Почему Гапон переехал с Васильевского острова именно на Церковную улицу (ныне Блохина), на северо-западной оконечности Петербургской стороны, далеко и от места службы, и от Выборгской стороны, где начиналась деятельность «Собрания», — сказать трудно. По крайней мере, в конце 1904 года он жил там уже не один: Александра Уздалева вернулась из Полтавы в Петербург. Павлова Гапон познакомил со своей невенчанной женой, но — не сразу. По свидетельству журналиста А. Филиппова, общавшегося с Гапоном в самом конце 1904-го — начале 1905 года, «побочная жена» Гапона «просиживала целые дни, запершись в маленьком чуланчике-комнатенке», не участвуя в общих разговорах и не выходя к гостям.

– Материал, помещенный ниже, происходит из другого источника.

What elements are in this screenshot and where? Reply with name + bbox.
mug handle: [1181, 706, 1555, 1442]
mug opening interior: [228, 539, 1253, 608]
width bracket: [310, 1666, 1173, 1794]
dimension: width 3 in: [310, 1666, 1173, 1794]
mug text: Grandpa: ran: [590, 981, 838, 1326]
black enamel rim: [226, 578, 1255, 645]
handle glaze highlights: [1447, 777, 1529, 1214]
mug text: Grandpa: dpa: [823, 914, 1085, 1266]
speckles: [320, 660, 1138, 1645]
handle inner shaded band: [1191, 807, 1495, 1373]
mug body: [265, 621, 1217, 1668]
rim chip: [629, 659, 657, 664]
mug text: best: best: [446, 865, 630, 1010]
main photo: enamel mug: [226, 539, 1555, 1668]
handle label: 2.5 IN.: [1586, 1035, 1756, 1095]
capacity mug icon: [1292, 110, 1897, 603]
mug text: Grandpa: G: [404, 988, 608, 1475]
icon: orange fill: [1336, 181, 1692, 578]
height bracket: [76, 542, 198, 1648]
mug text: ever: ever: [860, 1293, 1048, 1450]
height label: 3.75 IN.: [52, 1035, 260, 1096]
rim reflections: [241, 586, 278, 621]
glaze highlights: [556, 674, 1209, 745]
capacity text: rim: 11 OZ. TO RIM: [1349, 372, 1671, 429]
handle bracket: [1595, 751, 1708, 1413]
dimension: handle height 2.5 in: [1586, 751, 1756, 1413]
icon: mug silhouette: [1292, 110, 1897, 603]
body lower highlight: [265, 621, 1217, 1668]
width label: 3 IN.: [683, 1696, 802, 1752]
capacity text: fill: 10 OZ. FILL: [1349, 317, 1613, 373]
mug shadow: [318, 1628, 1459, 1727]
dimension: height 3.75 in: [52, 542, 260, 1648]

Членам «оппозиции» казалось, что они, пользуясь непринужденной атмосферой субботних сборищ, склоняют батюшку к себе, «обрабатывают» его. Но Гапон был слишком себе на уме. Тактик в нем был сильнее стратега. В один из мартовских дней 1904 года он делает ход, который тактически был почти гениален, а вот стратегически… Об этом можно долго спорить.
Позвав домой к себе Васильева, Карелина, Варнашёва и Дмитрия Кузина, Гапон зачитал текст, который позднее почти без изменений вошел в знаменитую петицию 9 января. В январской редакции эти пункты звучали так:
«I. Меры против невежества и бесправия русского народа: 1) свобода и неприкосновенность личности, свобода слова, печати, свобода собраний, свобода совести в деле религии; 2) общее и обязательное народное образование на государственный счет; 3) ответственность министров пред народом и гарантия законности управления; 4) равенство перед законом всех без исключения; 5) немедленное возвращение всех пострадавших за убеждения.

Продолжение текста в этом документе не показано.